Few writers share McCarthy’s talent for abusing language to poetic effect. His distorted, crooked, broken syntax allowing for a literary experience which exudes as much cerebral as visceral power. Child of God, McCarthy’s third novel, can perhaps be read as the genesis-point of the author’s recognisable aesthetic: funnelling the pared down prose style of Faulkner, the dark lyricism of Poe and the gritty realism of Steinbeck, into a form which is unshakeably American.

Child of God is the tale of Lester Ballard, perhaps one of the darkest, most disturbed characters in McCarthy’s oeuvre. Ballard is an outsider, a loner, a character who is as much a creature as a man. Lurking in a dark, dank cave, and interacting primarily with the festering corpses with which he adorns underground lair, Lester is a disadjusted individual who, out-casted by his country-men, descends into paedophilia and necrophilia.

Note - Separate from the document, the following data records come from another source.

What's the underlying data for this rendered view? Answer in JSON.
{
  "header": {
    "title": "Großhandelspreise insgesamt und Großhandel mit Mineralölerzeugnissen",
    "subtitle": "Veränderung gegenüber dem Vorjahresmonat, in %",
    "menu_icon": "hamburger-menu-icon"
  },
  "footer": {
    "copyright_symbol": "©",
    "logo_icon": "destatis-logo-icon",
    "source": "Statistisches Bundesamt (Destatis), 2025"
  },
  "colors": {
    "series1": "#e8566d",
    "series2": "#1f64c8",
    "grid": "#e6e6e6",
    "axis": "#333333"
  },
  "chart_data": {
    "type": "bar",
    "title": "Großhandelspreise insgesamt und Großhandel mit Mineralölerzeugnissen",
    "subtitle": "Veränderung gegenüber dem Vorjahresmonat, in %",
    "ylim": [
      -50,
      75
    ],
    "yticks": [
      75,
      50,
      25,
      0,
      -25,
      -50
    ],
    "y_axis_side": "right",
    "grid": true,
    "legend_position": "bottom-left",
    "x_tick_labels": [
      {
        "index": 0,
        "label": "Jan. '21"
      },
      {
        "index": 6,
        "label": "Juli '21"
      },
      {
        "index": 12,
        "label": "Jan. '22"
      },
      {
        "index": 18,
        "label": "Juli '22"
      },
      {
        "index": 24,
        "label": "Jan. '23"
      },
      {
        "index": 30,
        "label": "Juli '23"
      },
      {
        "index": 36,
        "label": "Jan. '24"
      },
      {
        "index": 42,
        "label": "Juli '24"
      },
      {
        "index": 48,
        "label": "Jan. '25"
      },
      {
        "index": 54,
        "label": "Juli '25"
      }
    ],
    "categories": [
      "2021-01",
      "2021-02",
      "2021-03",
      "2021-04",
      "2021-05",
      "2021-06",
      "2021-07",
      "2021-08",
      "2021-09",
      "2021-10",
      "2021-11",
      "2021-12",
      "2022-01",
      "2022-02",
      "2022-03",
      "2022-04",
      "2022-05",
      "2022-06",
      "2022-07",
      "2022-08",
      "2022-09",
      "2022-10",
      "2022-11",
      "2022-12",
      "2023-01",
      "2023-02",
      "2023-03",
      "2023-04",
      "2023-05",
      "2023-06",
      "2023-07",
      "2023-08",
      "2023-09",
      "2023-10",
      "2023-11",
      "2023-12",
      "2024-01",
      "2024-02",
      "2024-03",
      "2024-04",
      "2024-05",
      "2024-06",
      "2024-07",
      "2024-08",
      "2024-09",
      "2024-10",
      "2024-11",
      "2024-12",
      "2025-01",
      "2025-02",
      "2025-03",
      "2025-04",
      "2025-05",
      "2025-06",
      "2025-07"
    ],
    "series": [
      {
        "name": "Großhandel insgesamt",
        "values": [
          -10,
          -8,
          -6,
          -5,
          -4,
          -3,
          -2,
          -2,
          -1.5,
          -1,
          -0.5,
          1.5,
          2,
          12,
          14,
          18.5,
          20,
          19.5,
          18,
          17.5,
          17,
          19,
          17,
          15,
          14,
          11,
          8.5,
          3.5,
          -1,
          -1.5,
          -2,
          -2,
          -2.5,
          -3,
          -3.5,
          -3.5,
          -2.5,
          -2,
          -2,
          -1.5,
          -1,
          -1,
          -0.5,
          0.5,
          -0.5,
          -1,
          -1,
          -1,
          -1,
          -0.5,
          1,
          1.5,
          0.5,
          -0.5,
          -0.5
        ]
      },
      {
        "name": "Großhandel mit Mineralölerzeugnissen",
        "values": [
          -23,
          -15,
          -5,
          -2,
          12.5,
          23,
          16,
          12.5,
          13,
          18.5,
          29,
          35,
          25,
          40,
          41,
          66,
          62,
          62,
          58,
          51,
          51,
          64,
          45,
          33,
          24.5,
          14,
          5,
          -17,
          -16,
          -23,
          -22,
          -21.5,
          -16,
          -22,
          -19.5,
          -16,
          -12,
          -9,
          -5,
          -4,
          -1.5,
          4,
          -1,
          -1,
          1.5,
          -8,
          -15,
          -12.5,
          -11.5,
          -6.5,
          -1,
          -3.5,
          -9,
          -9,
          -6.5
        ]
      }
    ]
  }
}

Child of God is a novel which perhaps more so than No Country for Old Men, or The Road, or even Blood Meridian, presents itself as a work of aesthetic potency. McCarthy’s use of antique words, which furnish the frame of his narrative, facilitate an unprecedented beauty, a dark, primordial lyricism, which lends Ballard an almost mythical stature. McCarthy creates in Child of God a narrative which stretches the very sinews of language with Shakespearean liberality, and in doing that, offers a haunting insight into the mind of a psychopath.